Aber auch Operationen (z.B. die lateral schließende Umstellungsosteotomie am Tibiakopf, wie sie früher vorgenommen wurde) führten zu einer späteren erschwerten Endoprothesenimplantation. Durch die heute verbesserten Möglichkeiten der medial-öffnenden Osteotomie können diese Probleme jedoch inzwischen weitgehend verhindert werden (siehe nachstehend).
Für viele Erkrankungen geben heute die medizinischen Fachgesellschaften Leitlinien vor. Diese Leitlinien basieren auf den Ergebnissen von Therapie-Studien in Abhängigkeit vom jeweiligen (objektiven) Befund. Entsprechend der Möglichkeiten werden Leitlinien in unterschiedliche Kategorien gefasst:
- S1 = informeller Konsens einer Expertengruppe
- S2k = formale Konsensfindung innerhalb einer Expertengruppe
- S2e = Evidence-Recherche innerhalb einer Expertengruppe
- S3 = Leitlinie wurde aufgrund einer systematischen Literaturrecherche unter Einschluss von randomisierter Studien und Metaanalysen erarbeitet.

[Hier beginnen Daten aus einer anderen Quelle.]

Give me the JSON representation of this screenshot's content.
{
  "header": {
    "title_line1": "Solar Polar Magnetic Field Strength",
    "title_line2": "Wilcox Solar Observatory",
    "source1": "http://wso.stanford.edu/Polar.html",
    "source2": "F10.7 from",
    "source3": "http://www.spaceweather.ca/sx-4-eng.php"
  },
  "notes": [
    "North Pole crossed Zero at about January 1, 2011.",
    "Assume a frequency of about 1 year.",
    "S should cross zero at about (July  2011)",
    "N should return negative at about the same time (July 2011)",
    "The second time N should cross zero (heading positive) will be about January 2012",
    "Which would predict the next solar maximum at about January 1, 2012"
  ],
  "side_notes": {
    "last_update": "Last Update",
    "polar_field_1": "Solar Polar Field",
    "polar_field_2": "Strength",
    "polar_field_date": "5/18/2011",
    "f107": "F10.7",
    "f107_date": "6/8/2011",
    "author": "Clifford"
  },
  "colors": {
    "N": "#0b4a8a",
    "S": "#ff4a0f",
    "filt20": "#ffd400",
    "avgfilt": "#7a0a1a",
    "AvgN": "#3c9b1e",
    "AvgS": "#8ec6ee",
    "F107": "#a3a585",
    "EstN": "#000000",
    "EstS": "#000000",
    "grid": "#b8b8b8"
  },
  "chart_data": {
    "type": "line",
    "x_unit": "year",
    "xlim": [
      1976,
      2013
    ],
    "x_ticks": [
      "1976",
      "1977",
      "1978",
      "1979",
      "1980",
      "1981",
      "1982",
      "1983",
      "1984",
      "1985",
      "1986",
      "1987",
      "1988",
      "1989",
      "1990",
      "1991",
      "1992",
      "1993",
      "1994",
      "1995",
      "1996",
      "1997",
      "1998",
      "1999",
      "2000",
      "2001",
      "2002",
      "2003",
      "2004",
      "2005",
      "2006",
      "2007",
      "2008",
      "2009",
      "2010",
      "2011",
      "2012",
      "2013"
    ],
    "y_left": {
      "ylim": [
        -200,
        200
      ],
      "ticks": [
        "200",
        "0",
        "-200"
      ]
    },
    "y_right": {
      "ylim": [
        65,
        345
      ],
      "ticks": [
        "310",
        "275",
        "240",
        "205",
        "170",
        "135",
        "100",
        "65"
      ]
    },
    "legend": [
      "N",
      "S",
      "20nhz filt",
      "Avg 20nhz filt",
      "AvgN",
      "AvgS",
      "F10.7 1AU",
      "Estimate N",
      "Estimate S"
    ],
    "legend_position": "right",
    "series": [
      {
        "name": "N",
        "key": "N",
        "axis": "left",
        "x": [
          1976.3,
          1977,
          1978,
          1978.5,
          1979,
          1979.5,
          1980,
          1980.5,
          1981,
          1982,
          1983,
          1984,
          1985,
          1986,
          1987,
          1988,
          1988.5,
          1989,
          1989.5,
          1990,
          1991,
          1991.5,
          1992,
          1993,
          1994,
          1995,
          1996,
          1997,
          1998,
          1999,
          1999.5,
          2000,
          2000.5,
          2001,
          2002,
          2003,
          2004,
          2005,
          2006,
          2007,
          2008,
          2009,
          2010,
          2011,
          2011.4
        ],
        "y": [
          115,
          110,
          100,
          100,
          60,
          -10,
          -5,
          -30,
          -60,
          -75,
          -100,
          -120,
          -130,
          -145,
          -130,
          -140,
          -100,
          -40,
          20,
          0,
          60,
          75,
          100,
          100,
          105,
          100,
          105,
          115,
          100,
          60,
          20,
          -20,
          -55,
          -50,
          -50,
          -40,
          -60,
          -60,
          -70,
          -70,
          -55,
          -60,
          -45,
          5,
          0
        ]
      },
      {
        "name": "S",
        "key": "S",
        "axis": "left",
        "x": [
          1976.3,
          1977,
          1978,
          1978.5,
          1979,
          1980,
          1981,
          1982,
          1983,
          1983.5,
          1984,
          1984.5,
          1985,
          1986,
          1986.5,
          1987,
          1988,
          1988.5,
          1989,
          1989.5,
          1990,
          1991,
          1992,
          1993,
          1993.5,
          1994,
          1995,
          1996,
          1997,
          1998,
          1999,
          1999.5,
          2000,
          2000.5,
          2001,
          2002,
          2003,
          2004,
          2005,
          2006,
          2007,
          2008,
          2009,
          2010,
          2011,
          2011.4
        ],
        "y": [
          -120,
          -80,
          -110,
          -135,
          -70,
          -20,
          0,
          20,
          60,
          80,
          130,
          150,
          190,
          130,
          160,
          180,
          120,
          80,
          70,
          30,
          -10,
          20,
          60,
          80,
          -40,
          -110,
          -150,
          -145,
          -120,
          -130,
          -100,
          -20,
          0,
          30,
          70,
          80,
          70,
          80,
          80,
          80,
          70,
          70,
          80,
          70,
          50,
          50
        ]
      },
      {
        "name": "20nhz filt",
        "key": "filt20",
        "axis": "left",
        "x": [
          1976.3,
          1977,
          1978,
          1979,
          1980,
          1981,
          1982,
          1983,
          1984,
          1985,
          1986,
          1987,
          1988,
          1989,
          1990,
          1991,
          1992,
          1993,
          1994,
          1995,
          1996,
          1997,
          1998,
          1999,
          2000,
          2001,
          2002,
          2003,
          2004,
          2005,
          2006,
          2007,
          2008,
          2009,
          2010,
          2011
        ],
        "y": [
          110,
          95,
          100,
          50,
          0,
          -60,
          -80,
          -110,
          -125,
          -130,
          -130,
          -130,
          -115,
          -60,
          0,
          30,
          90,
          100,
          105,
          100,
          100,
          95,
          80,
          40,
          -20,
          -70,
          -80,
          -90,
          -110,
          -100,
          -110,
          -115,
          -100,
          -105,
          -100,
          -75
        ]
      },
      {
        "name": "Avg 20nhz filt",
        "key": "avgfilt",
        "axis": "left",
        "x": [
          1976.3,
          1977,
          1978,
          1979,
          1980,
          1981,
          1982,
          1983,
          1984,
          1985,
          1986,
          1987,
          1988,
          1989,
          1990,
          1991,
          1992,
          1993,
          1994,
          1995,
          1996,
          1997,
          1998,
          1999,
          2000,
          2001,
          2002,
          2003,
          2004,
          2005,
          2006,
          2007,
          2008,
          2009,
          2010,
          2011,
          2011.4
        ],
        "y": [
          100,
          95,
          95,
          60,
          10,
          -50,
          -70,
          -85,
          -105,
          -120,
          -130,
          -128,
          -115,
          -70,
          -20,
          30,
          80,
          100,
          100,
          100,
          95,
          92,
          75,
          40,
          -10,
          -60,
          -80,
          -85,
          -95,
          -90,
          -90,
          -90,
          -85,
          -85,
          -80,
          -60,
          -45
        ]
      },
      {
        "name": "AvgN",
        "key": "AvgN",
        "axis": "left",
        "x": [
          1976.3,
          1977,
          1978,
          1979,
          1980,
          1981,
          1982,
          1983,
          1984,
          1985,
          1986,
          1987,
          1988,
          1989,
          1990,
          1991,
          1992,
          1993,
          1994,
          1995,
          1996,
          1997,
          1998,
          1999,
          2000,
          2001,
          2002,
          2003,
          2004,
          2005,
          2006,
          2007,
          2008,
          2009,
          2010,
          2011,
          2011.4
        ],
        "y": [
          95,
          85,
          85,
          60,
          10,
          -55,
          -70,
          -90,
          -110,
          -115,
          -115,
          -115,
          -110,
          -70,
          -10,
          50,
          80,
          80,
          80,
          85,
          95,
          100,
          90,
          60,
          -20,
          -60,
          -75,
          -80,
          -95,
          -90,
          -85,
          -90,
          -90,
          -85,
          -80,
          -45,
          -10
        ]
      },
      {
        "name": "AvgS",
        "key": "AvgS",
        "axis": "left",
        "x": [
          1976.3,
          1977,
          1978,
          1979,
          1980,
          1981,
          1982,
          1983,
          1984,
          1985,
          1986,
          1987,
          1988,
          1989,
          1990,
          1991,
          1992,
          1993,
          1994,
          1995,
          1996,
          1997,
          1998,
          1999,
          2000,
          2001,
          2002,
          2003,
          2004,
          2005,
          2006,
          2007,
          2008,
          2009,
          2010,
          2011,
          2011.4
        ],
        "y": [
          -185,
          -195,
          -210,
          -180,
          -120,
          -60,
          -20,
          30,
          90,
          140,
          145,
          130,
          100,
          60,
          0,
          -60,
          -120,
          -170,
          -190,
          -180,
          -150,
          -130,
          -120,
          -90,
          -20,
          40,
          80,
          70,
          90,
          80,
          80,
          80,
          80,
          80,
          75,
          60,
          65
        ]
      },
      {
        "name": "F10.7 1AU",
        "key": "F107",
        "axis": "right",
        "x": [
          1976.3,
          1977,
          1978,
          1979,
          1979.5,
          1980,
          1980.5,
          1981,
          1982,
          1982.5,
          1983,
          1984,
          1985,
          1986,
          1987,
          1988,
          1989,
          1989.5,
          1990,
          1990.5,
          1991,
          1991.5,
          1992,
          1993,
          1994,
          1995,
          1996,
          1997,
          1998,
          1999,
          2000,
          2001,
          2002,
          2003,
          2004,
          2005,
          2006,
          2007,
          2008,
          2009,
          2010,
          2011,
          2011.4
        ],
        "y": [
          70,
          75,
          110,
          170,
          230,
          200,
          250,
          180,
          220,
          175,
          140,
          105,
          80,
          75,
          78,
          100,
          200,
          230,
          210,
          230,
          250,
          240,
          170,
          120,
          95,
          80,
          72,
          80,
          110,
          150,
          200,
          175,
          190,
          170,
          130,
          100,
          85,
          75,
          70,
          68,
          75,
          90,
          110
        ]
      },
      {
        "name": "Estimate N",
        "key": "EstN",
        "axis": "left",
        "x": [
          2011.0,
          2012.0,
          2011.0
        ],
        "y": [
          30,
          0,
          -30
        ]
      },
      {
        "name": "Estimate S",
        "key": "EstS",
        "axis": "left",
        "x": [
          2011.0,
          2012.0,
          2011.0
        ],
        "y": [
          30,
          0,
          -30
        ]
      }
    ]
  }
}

Verschiedene Arthrose-Fachgesellschaften haben dazu in den letzten Jahren Leitlinien für bestimmte Gelenke erarbeitet:
OARSI (Osteoarthritis Research Society International), AAOS (American Academy of Orthopaedic Surgeons) [15, 16], EULAR (European League Against Rheumatism) [17, 18].
So hat Anfang dieses Jahres die DGOU eine überarbeitete Leitlinie für die Behandlung der Gonarthrose herausgegeben [19]. Dabei ist jedoch zu beachten, dass die Arthrose-Leitlinien oft nur durch formale Konsensfindung innerhalb einer Expertengruppe (S2k) erarbeitet wurden. Eine „General-Arthrose-Leitlinie“ für alle Arthroseformen, aber vor allem für den einzelnen Patienten kann es aus aus mehreren Gründen nicht geben.

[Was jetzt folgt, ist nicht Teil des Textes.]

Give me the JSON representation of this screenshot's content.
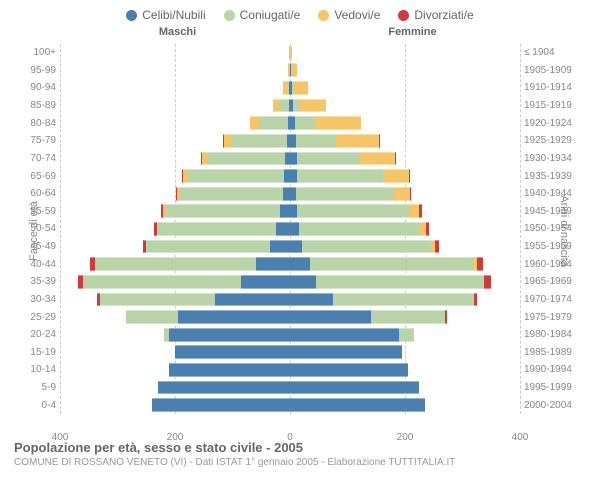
{
  "legend": [
    {
      "label": "Celibi/Nubili",
      "color": "#4a7fb0"
    },
    {
      "label": "Coniugati/e",
      "color": "#b9d4a8"
    },
    {
      "label": "Vedovi/e",
      "color": "#f5c567"
    },
    {
      "label": "Divorziati/e",
      "color": "#d13a3a"
    }
  ],
  "col_headers": {
    "male": "Maschi",
    "female": "Femmine"
  },
  "axis_left": "Fasce di età",
  "axis_right": "Anni di nascita",
  "x_max": 400,
  "x_ticks": [
    400,
    200,
    0,
    200,
    400
  ],
  "caption": {
    "title": "Popolazione per età, sesso e stato civile - 2005",
    "subtitle": "COMUNE DI ROSSANO VENETO (VI) - Dati ISTAT 1° gennaio 2005 - Elaborazione TUTTITALIA.IT"
  },
  "rows": [
    {
      "age": "0-4",
      "birth": "2000-2004",
      "m": {
        "c": 240,
        "k": 0,
        "v": 0,
        "d": 0
      },
      "f": {
        "c": 235,
        "k": 0,
        "v": 0,
        "d": 0
      }
    },
    {
      "age": "5-9",
      "birth": "1995-1999",
      "m": {
        "c": 230,
        "k": 0,
        "v": 0,
        "d": 0
      },
      "f": {
        "c": 225,
        "k": 0,
        "v": 0,
        "d": 0
      }
    },
    {
      "age": "10-14",
      "birth": "1990-1994",
      "m": {
        "c": 210,
        "k": 0,
        "v": 0,
        "d": 0
      },
      "f": {
        "c": 205,
        "k": 0,
        "v": 0,
        "d": 0
      }
    },
    {
      "age": "15-19",
      "birth": "1985-1989",
      "m": {
        "c": 200,
        "k": 0,
        "v": 0,
        "d": 0
      },
      "f": {
        "c": 195,
        "k": 0,
        "v": 0,
        "d": 0
      }
    },
    {
      "age": "20-24",
      "birth": "1980-1984",
      "m": {
        "c": 210,
        "k": 10,
        "v": 0,
        "d": 0
      },
      "f": {
        "c": 190,
        "k": 25,
        "v": 0,
        "d": 0
      }
    },
    {
      "age": "25-29",
      "birth": "1975-1979",
      "m": {
        "c": 195,
        "k": 90,
        "v": 0,
        "d": 0
      },
      "f": {
        "c": 140,
        "k": 130,
        "v": 0,
        "d": 3
      }
    },
    {
      "age": "30-34",
      "birth": "1970-1974",
      "m": {
        "c": 130,
        "k": 200,
        "v": 0,
        "d": 5
      },
      "f": {
        "c": 75,
        "k": 245,
        "v": 0,
        "d": 6
      }
    },
    {
      "age": "35-39",
      "birth": "1965-1969",
      "m": {
        "c": 85,
        "k": 275,
        "v": 0,
        "d": 8
      },
      "f": {
        "c": 45,
        "k": 290,
        "v": 3,
        "d": 12
      }
    },
    {
      "age": "40-44",
      "birth": "1960-1964",
      "m": {
        "c": 60,
        "k": 280,
        "v": 0,
        "d": 8
      },
      "f": {
        "c": 35,
        "k": 285,
        "v": 5,
        "d": 10
      }
    },
    {
      "age": "45-49",
      "birth": "1955-1959",
      "m": {
        "c": 35,
        "k": 215,
        "v": 0,
        "d": 6
      },
      "f": {
        "c": 20,
        "k": 225,
        "v": 8,
        "d": 7
      }
    },
    {
      "age": "50-54",
      "birth": "1950-1954",
      "m": {
        "c": 25,
        "k": 205,
        "v": 2,
        "d": 5
      },
      "f": {
        "c": 15,
        "k": 210,
        "v": 12,
        "d": 5
      }
    },
    {
      "age": "55-59",
      "birth": "1945-1949",
      "m": {
        "c": 18,
        "k": 200,
        "v": 3,
        "d": 4
      },
      "f": {
        "c": 12,
        "k": 195,
        "v": 18,
        "d": 4
      }
    },
    {
      "age": "60-64",
      "birth": "1940-1944",
      "m": {
        "c": 12,
        "k": 180,
        "v": 4,
        "d": 3
      },
      "f": {
        "c": 10,
        "k": 170,
        "v": 28,
        "d": 3
      }
    },
    {
      "age": "65-69",
      "birth": "1935-1939",
      "m": {
        "c": 10,
        "k": 170,
        "v": 6,
        "d": 2
      },
      "f": {
        "c": 12,
        "k": 150,
        "v": 45,
        "d": 2
      }
    },
    {
      "age": "70-74",
      "birth": "1930-1934",
      "m": {
        "c": 8,
        "k": 135,
        "v": 10,
        "d": 2
      },
      "f": {
        "c": 12,
        "k": 110,
        "v": 60,
        "d": 1
      }
    },
    {
      "age": "75-79",
      "birth": "1925-1929",
      "m": {
        "c": 6,
        "k": 95,
        "v": 14,
        "d": 1
      },
      "f": {
        "c": 10,
        "k": 70,
        "v": 75,
        "d": 1
      }
    },
    {
      "age": "80-84",
      "birth": "1920-1924",
      "m": {
        "c": 4,
        "k": 50,
        "v": 16,
        "d": 0
      },
      "f": {
        "c": 8,
        "k": 35,
        "v": 80,
        "d": 0
      }
    },
    {
      "age": "85-89",
      "birth": "1915-1919",
      "m": {
        "c": 2,
        "k": 18,
        "v": 10,
        "d": 0
      },
      "f": {
        "c": 5,
        "k": 12,
        "v": 45,
        "d": 0
      }
    },
    {
      "age": "90-94",
      "birth": "1910-1914",
      "m": {
        "c": 1,
        "k": 5,
        "v": 6,
        "d": 0
      },
      "f": {
        "c": 3,
        "k": 4,
        "v": 25,
        "d": 0
      }
    },
    {
      "age": "95-99",
      "birth": "1905-1909",
      "m": {
        "c": 0,
        "k": 1,
        "v": 2,
        "d": 0
      },
      "f": {
        "c": 1,
        "k": 1,
        "v": 10,
        "d": 0
      }
    },
    {
      "age": "100+",
      "birth": "≤ 1904",
      "m": {
        "c": 0,
        "k": 0,
        "v": 1,
        "d": 0
      },
      "f": {
        "c": 0,
        "k": 0,
        "v": 3,
        "d": 0
      }
    }
  ]
}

Einerseits stellt sich das klinische Bild der Arthrosen der unterschiedlichen Gelenke völlig unterschiedlich dar. Während beispielsweise im Kniegelenk der Schaden am hyalinen Gelenkknorpel wesentliches pathophysiologische Moment ist, verhält es sich anders am Sprunggelenk. Hier ist der Knorpelschaden nahezu immer als osteochondrale Schädigung aufzufassen. Bei den Gelenken der oberen Extremität spielen die Weichteile eine wesentlich stärkere Rolle bei der Manifestation der Erkrankung als die Knorpelschäden.
Wesentlich bei der Beachtung der Leitlinien ist aber vor allem der Umstand, dass jeder Patient ein individuelles Beschwerdemuster, individuelle Einschränkungen seiner Funktion und vor allem individuelle Ansprüche an sein Gelenk hat.